With the transition to virtual therapy as recommended by CAP, I wanted to investigate the effectiveness of telepsychology. Here is one study I found.
Varker, T., Brand, R. M., Ward, J., Terhaag, S., & Phelps, A. (2019). Efficacy of synchronous telepsychology interventions for people with anxiety, depression, posttraumatic stress disorder, and adjustment disorder: A rapid evidence assessment. Psychological Services, 16(4), 621–635.

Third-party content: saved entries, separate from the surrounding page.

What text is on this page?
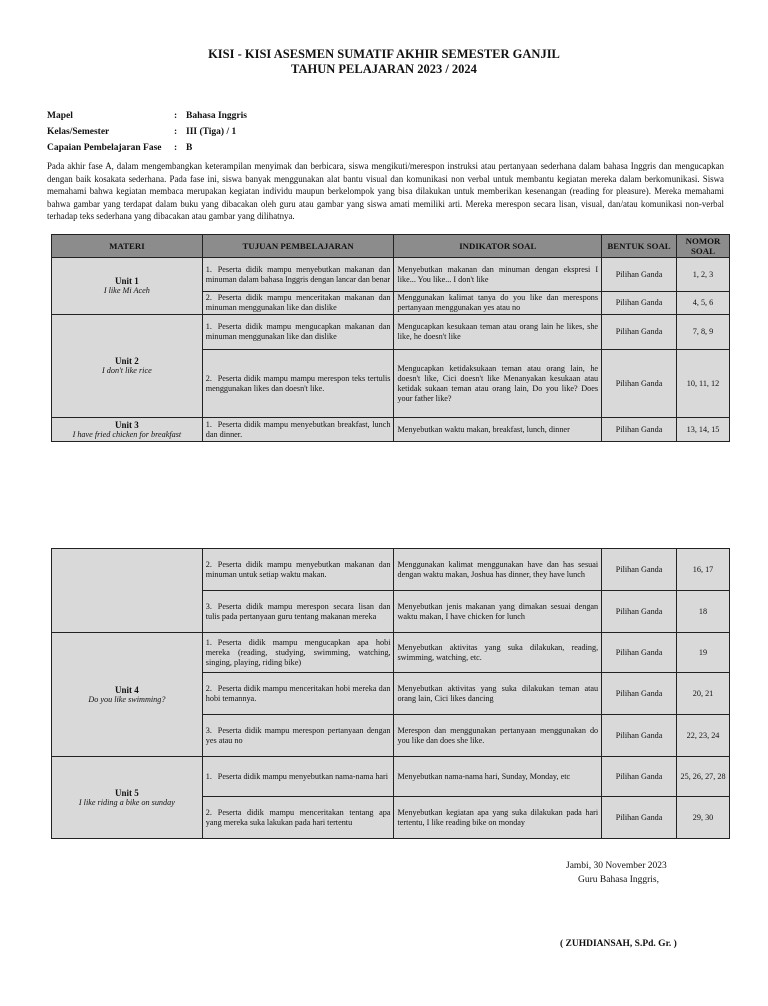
KISI - KISI ASESMEN SUMATIF AKHIR SEMESTER GANJIL
TAHUN PELAJARAN 2023 / 2024
Mapel	: Bahasa Inggris
Kelas/Semester	: III (Tiga) / 1
Capaian Pembelajaran Fase : B
Pada akhir fase A, dalam mengembangkan keterampilan menyimak dan berbicara, siswa mengikuti/merespon instruksi atau pertanyaan sederhana dalam bahasa Inggris dan mengucapkan dengan baik kosakata sederhana. Pada fase ini, siswa banyak menggunakan alat bantu visual dan komunikasi non verbal untuk membantu kegiatan mereka dalam berkomunikasi. Siswa memahami bahwa kegiatan membaca merupakan kegiatan individu maupun berkelompok yang bisa dilakukan untuk memberikan kesenangan (reading for pleasure). Mereka memahami bahwa gambar yang terdapat dalam buku yang dibacakan oleh guru atau gambar yang siswa amati memiliki arti. Mereka merespon secara lisan, visual, dan/atau komunikasi non-verbal terhadap teks sederhana yang dibacakan atau gambar yang dilihatnya.
MATERI	TUJUAN PEMBELAJARAN	INDIKATOR SOAL	BENTUK SOAL	NOMOR SOAL

Unit 1
I like Mi Aceh	1. Peserta didik mampu menyebutkan makanan dan minuman dalam bahasa Inggris dengan lancar dan benar	Menyebutkan makanan dan minuman dengan ekspresi I like... You like... I don't like	Pilihan Ganda	1, 2, 3
	2. Peserta didik mampu menceritakan makanan dan minuman menggunakan like dan dislike	Menggunakan kalimat tanya do you like dan merespons pertanyaan menggunakan yes atau no	Pilihan Ganda	4, 5, 6

Unit 2
I don't like rice	1. Peserta didik mampu mengucapkan makanan dan minuman menggunakan like dan dislike	Mengucapkan kesukaan teman atau orang lain he likes, she like, he doesn't like	Pilihan Ganda	7, 8, 9
	2. Peserta didik mampu mampu merespon teks tertulis menggunakan likes dan doesn't like.	Mengucapkan ketidaksukaan teman atau orang lain, he doesn't like, Cici doesn't like Menanyakan kesukaan atau ketidak sukaan teman atau orang lain, Do you like? Does your father like?	Pilihan Ganda	10, 11, 12

Unit 3
I have fried chicken for breakfast	1. Peserta didik mampu menyebutkan breakfast, lunch dan dinner.	Menyebutkan waktu makan, breakfast, lunch, dinner	Pilihan Ganda	13, 14, 15
	2. Peserta didik mampu menyebutkan makanan dan minuman untuk setiap waktu makan.	Menggunakan kalimat menggunakan have dan has sesuai dengan waktu makan, Joshua has dinner, they have lunch	Pilihan Ganda	16, 17
	3. Peserta didik mampu merespon secara lisan dan tulis pada pertanyaan guru tentang makanan mereka	Menyebutkan jenis makanan yang dimakan sesuai dengan waktu makan, I have chicken for lunch	Pilihan Ganda	18

Unit 4
Do you like swimming?	1. Peserta didik mampu mengucapkan apa hobi mereka (reading, studying, swimming, watching, singing, playing, riding bike)	Menyebutkan aktivitas yang suka dilakukan, reading, swimming, watching, etc.	Pilihan Ganda	19
	2. Peserta didik mampu menceritakan hobi mereka dan hobi temannya.	Menyebutkan aktivitas yang suka dilakukan teman atau orang lain, Cici likes dancing	Pilihan Ganda	20, 21
	3. Peserta didik mampu merespon pertanyaan dengan yes atau no	Merespon dan menggunakan pertanyaan menggunakan do you like dan does she like.	Pilihan Ganda	22, 23, 24

Unit 5
I like riding a bike on sunday	1. Peserta didik mampu menyebutkan nama-nama hari	Menyebutkan nama-nama hari, Sunday, Monday, etc	Pilihan Ganda	25, 26, 27, 28
	2. Peserta didik mampu menceritakan tentang apa yang mereka suka lakukan pada hari tertentu	Menyebutkan kegiatan apa yang suka dilakukan pada hari tertentu, I like reading bike on monday	Pilihan Ganda	29, 30
Jambi, 30 November 2023
Guru Bahasa Inggris,
( ZUHDIANSAH, S.Pd. Gr. )
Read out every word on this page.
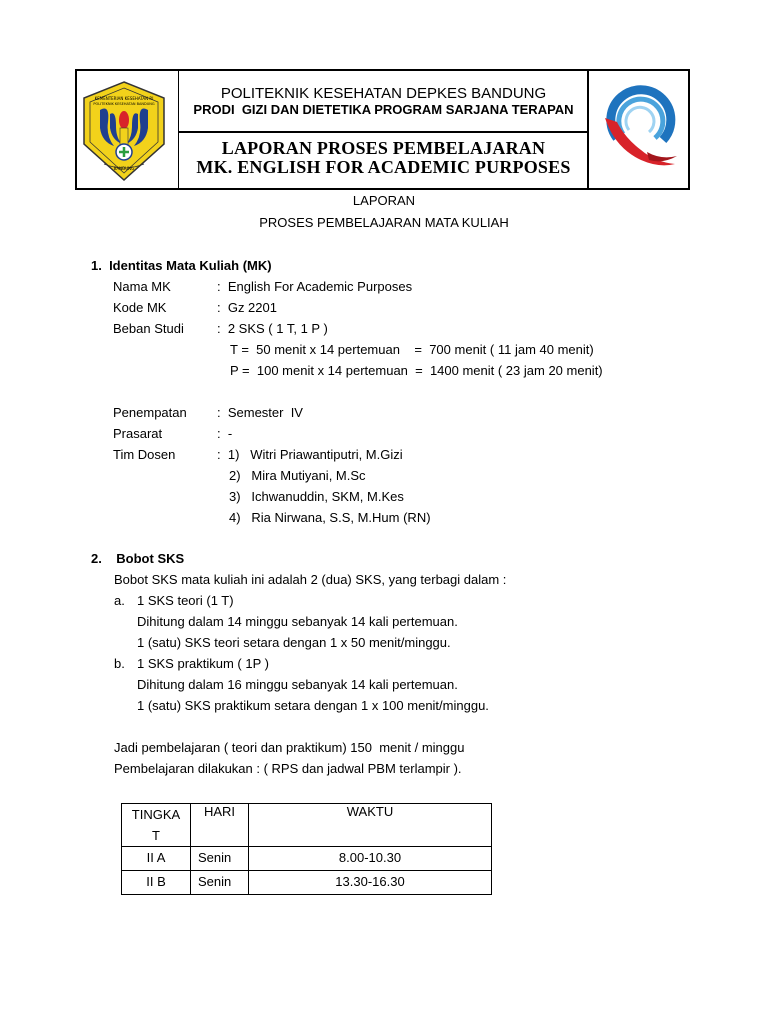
KEMENTERIAN KESEHATAN RI
POLITEKNIK KESEHATAN BANDUNG
BANDUNG
POLITEKNIK KESEHATAN DEPKES BANDUNG
PRODI  GIZI DAN DIETETIKA PROGRAM SARJANA TERAPAN
LAPORAN PROSES PEMBELAJARAN
MK. ENGLISH FOR ACADEMIC PURPOSES
LAPORAN
PROSES PEMBELAJARAN MATA KULIAH
1.  Identitas Mata Kuliah (MK)
Nama MK	:  English For Academic Purposes
Kode MK	:  Gz 2201
Beban Studi	:  2 SKS ( 1 T, 1 P )
T =  50 menit x 14 pertemuan    =  700 menit ( 11 jam 40 menit)
P =  100 menit x 14 pertemuan  =  1400 menit ( 23 jam 20 menit)
Penempatan :  Semester  IV
Prasarat	:  -
Tim Dosen	:  1)   Witri Priawantiputri, M.Gizi
2)   Mira Mutiyani, M.Sc
3)   Ichwanuddin, SKM, M.Kes
4)   Ria Nirwana, S.S, M.Hum (RN)
2.    Bobot SKS
Bobot SKS mata kuliah ini adalah 2 (dua) SKS, yang terbagi dalam :
a. 1 SKS teori (1 T)
Dihitung dalam 14 minggu sebanyak 14 kali pertemuan.
1 (satu) SKS teori setara dengan 1 x 50 menit/minggu.
b. 1 SKS praktikum ( 1P )
Dihitung dalam 16 minggu sebanyak 14 kali pertemuan.
1 (satu) SKS praktikum setara dengan 1 x 100 menit/minggu.
Jadi pembelajaran ( teori dan praktikum) 150  menit / minggu
Pembelajaran dilakukan : ( RPS dan jadwal PBM terlampir ).
TINGKA
T	HARI	WAKTU

II A	Senin	8.00-10.30

II B	Senin	13.30-16.30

From the study and ICEEFT listserve post from Dr. Robert Allen in Denver: “What is the evidence for these modalities of care, is there adequate research to support their use, are they as effective as care as usual? In this rapid evidence assessment, Varker and colleagues review the existing empirical research on the efficacy of telepsychology programs. They only looked at synchronous telepsychology interventions (i.e., those interventions during which therapist and client are interacting in real time), and not asynchronous use of technology (smartphone apps and chat technologies in which therapist and client are not interacting in real time or are not interacting at all). Synchronous telepsychology is most similar to face to face psychotherapy, and likely the option adopted by most therapists during these times. Health care providers initially adopted telepsychology and telehealth to overcome barriers to access to health care and psychotherapy like distance, stigma, and transportation needs. With the global pandemic related to COVID-19, psychotherapists are increasingly using telepsychology to manage physical distancing requirements while providing services.

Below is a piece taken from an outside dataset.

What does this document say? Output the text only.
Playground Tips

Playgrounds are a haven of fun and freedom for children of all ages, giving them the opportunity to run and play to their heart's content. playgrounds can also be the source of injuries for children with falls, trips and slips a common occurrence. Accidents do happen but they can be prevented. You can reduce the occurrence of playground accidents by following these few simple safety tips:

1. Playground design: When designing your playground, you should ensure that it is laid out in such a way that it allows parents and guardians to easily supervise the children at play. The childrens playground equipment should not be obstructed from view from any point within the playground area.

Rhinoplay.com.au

Varker and colleagues focused their review on randomized controlled trials and meta-analyses, which researchers consider to be the highest level of evidence for an intervention. The authors found 24 studies that evaluated telepsychology interventions with clinical populations of adults who had depression, anxiety, or PTSD. They found good quality evidence for telephone-delivered therapy (11 studies) and video teleconference-delivered interventions (12 studies). That means that the studies of these modalities were high quality and so results were likely reliable. The evidence indicated that both of these modes of delivering psychotherapy were as effective as face-to-face or treatment as usual. The evidence for internet delivered text-based treatments was not of high quality (3 studies). There were too few studies of this modality, and their quality was low. And so, the authors determined that the evidence for text-based therapy was unknown.
Research on telepsychology interventions is still quite new with a limited number of quality studies attesting to their efficacy. Nevertheless, the findings were promising for telephone delivered psychotherapy and videoconferencing telepsychology, such that psychotherapists can be reasonably confident in using these methods with clients. Text-based delivery of interventions had limited and poor-quality evidence.”
Thus, we can safely use telepsychology as an alternative to in-person sessions during this pandemic.